Sunday, February 10, 2013

Sunday, February 10, 2013 - 9:00 pm

Today, Pastor Kip started a series on marriage and relationships. This week he talked about bringing desires and hopes into a marriage and how they can easily be transformed into expectations. The thing about expectations is you can easily miss expressions of love from your spouse because it's only meeting an expectation, and therefore they 'should' be doing it anyway. The problem is focusing on our expectations rather than the other's needs. Marriage is a covenant based on unconditional love, meaning we're looking to the other's well-being regardless of what they do, and if we expect them to fulfill our expectations first then it's no longer unconditional, and we treat it as a contract that we're only obliged to live up to if they hold up their end. Any relationship can benefit from this principle, and it goes along well with what I was looking at yesterday. While I'm not yet married, I can apply it to other relationships now, and keep it in mind for marriage in the future. Plenty of verses can be applied to this concept, but I'll just close with one for me to mull over for the future. Ephesians 5:28 says, "In this same way, husbands ought to love their wives as their own bodies. He who loves his wife loves himself."

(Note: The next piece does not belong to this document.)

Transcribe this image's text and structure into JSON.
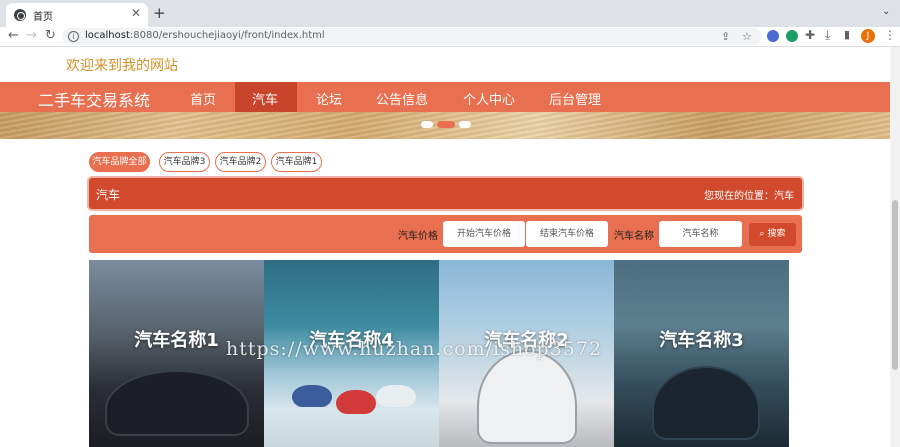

Kip asked a few questions at the end of his sermon today, and finished with a thought, and I'd like to include those here for reference purposes and to think about:
1. What does your spouse owe?
2. When is the last time that you said thank you for the day to day things that your spouse does?
3. When is the last time that you did something for your spouse that they normally do, just to say 'thank you'?
Imagine a marriage designed around fulfilling the desires of the person you married, not simply meeting expectations.